A polyphasic study was conducted with 11 strains trapped by Mimosa pudica and Phaseolus vulgaris grown in soils of the Brazilian Atlantic Forest. In the phylogenetic analysis of the 16S rRNA gene, one clade of strains (Psp1) showed higher similarity with Paraburkholderia piptadeniae STM7183^T (99.6%), whereas the second (Psp6) was closely related to Paraburkholderia tuberum STM678^T (99%). An MLSA (multilocus sequence analysis) with four (recA, gyrB, trpB and gltB) housekeeping genes placed both Psp1 and Psp6 strains in new clades, and BOX-PCR profiles indicated high intraspecific genetic diversity within each clade. Values of digital DNA-DNA hybridization (dDDH) and average nucleotide identity (ANI) of the whole genome sequences were of 56.9 and 94.4% between the Psp1 strain CNPSo 3157^T and P. piptadeniae; and of 49.7% and 92.7% between the Psp6 strain CNPSo 3155^T and P. tuberum, below the threshold for species delimitation. In the nodC analysis, Psp1 strains clustered together with P. piptadeniae, while Psp6 did not group with any symbiotic Paraburkholderia. Other phenotypic, genotypic and symbiotic properties were evaluated. The polyphasic analysis supports that the strains represent two novel species, for which the names Paraburkholderia franconis sp. nov. with type strain CNPSo 3157^T (= ABIP 241, = LMG 31644) and Paraburkholderia atlantica sp. nov. with type strain CNPSo 3155^T (= ABIP 236, = LMG 31643) are proposed.

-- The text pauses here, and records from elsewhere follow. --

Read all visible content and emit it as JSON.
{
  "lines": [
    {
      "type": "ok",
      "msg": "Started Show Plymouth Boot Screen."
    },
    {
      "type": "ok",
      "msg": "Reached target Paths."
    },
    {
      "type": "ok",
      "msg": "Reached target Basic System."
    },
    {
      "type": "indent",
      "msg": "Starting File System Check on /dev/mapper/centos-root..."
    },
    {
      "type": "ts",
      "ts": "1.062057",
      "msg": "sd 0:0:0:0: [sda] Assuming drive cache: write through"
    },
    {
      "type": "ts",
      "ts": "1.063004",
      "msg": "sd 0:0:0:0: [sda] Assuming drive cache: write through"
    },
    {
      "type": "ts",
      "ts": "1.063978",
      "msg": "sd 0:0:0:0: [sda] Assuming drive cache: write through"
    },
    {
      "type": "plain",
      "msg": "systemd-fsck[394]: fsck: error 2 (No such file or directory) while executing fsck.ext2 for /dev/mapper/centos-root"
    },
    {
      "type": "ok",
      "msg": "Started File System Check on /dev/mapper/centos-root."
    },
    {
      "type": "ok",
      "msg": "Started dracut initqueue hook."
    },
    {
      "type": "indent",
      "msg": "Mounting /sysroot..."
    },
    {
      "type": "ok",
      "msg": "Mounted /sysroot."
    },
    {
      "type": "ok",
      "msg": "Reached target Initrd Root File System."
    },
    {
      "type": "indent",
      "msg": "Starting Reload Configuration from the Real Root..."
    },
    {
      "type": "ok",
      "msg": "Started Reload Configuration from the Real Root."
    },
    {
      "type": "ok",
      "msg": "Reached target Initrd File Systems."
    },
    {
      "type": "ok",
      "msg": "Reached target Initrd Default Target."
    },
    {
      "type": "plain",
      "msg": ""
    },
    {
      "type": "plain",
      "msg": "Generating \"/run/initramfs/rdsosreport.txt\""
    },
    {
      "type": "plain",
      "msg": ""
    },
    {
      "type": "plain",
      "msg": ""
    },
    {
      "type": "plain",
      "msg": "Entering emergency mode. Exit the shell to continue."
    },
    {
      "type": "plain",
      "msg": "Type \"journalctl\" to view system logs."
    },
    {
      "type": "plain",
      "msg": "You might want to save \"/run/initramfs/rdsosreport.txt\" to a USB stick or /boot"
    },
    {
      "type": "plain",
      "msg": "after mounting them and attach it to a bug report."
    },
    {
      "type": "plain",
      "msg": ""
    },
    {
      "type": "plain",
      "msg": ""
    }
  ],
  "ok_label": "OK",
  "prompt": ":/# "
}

Paraburkholderia guartelaensis sp. nov., a nitrogen-fixing species isolated from nodules of Mimosa gymnas in an ecotone considered as a hotspot of biodiversity in Brazil

A polyphasic approach was used to infer the phylogenetic position of six nitrogen-fixing symbiotic bacteria isolated from Mimosa gymnas nodules grown in an ecotone between the Brazilian biomes of Atlantic Forest and Cerrado, considered as a hotspot of biodiversity. The 16S rRNA gene phylogeny indicated the highest similarity with Paraburkholderia oxyphila (98.7-98.9%), but similar values were found with other Paraburkholderia species. The multilocus sequence analysis (MLSA) of five (recA, gyrB, trpB, gltB, and atpD) housekeeping genes indicated that the CNPSo strains represent a novel lineage, sharing less than 95.7% of nucleotide identity (NI) with other Paraburkholderia species, being more closely related to P. nodosa. Genome parameters were analyzed for strain CNPSo 3008^T, and DNA-DNA hybridization revealed a maximum of 55.9% of DNA-DNA relatedness with P. nodosa, while average nucleotide identity with the two closest species was of 93.84% with P. nodosa and of 87.93% with P. mimosarum, both parameters confirming that the strain represents a new species. In the analysis of the nodulation nodC gene, all CNPSo strains showed the highest similarity with P. nodosa, and nodulation tests indicated host specificity with Mimosa. Other phylogenetic, physiological, and chemotaxonomic properties were evaluated. All data obtained support the description of the novel species Paraburkholderia guartelaensis sp. nov., with CNPSo 3008^T (= U13000^T = G29.01^T) indicated as the type strain.